The desktop apps were fine but the mobile experience was an afterthought. Or the mobile app was decent but syncing required maintaining a fragile shared SQLite file over Dropbox. Or it was web-based and I’d forget it existed for weeks at a time. I kept my business finances in Xero and tracked personal spending mostly in my head, which works until it doesn’t.

What I actually wanted was simple: a checkbook register that worked properly on my phone and my desktop, kept everything in sync without requiring me to manage database files or remember to open a web browser, and didn’t try to connect to my bank or show me ads or run my data through some AI pipeline.

That apparently doesn’t exist. So last Thanksgiving I started building it.


What It Does

Caffeinated Checkbook is a checkbook register. It tracks transactions across as many accounts as you need: checking, savings, credit cards, cash, investments. Every transaction gets a running balance, just like a paper checkbook. It uses full double entry accounting practices. You can reconcile against your bank statement when you’re ready. It generates cash flow and income/expense reports. You can import QIF files if you’re migrating from existing software.

The mobile version is Flutter. Clean, fast, works offline, optimized for quick entry while you’re out and about.

Account dashboard with balances Transaction register with running balance

The desktop version is a native Qt application. Keyboard shortcuts throughout. Tab between fields. Use +/- to adjust dates. Ctrl-Enter to save a transaction and move immediately to the next one. It feels like desktop finance software used to feel before everything became a web app trying to sell you a premium tier.

No bank connections. No analytics. No AI. No ads. Just a notebook that does math.


Why Qt for the Desktop

When I started building Checkbook, the obvious choice was Flutter for everything. I already had the mobile app taking shape and Flutter’s cross-platform promise is real. The same codebase running on Android, iOS, and desktop is genuinely appealing.

The problem is Flutter desktop doesn’t feel like desktop software. It feels like a mobile app that got bigger. The rendering model, the way widgets behave, the lack of native system integration. It’s fine for what it is, but it wasn’t what I wanted for a finance app where someone is going to sit down, open it, and enter fifty transactions with a keyboard. I did honestly try to keep it all in Flutter, but the desktop version just had too many small annoyances for me.

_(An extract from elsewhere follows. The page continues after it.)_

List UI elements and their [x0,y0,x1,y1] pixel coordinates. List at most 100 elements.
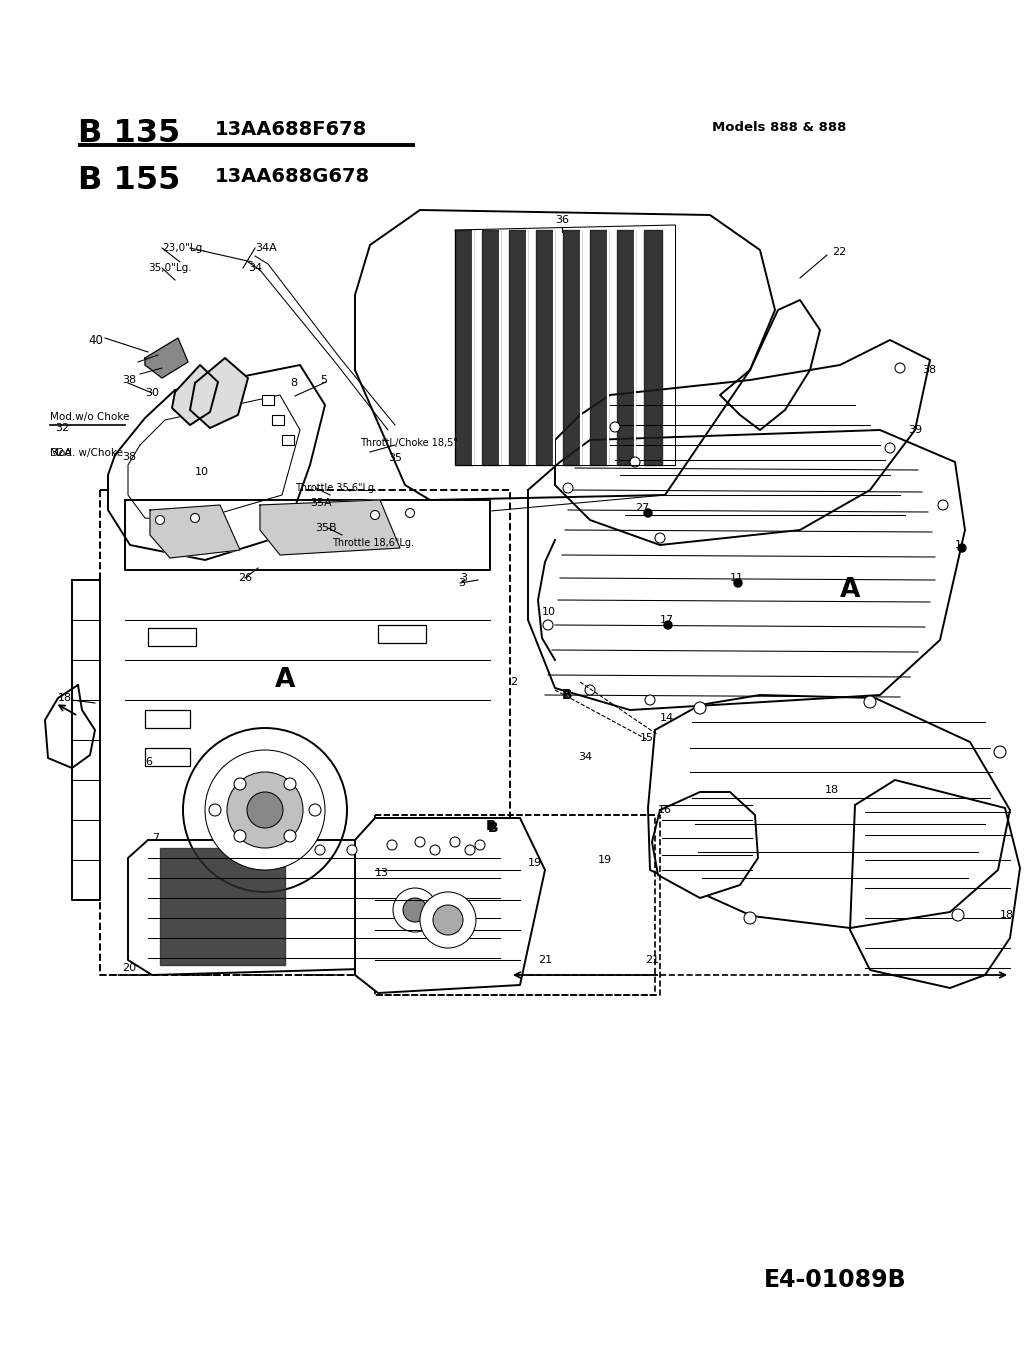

So I went back to something I know well.

I’ve been writing C and C++ for over 35 years. When I was running Blarg, my ISP, I built TACC (Total Accountability Customer Care) entirely in C++ and Qt. It was a full business operations platform: billing, provisioning, customer support, the works. I built it because nothing off the shelf did what I needed, which is a recurring theme in my life apparently. You can find it on GitHub at github.com/gottafixthat/tacc if you’re curious.

Qt and I go back a long way. Picking it up again for the Checkbook desktop felt less like learning something new and more like putting on a comfortable pair of shoes. The result is a native application that behaves exactly like a desktop application should. Fast, keyboard-driven, integrated with the system, no Electron overhead, no mobile widget toolkit pretending to be something it isn’t.

The desktop register in action

If you’ve used Quicken on DOS or Windows in the 90s and missed how fast data entry used to be, that’s what I was going for.


The Sync Story

The mobile and desktop apps use the same backup format, so you can transfer data manually between them if you want. Automatic sync across all your devices is available through a Caffeinated Account subscription. Your data lives on your devices. The subscription just keeps them talking to each other.


Availability

Caffeinated Checkbook is available on iOS, Android, Windows, macOS, and Linux.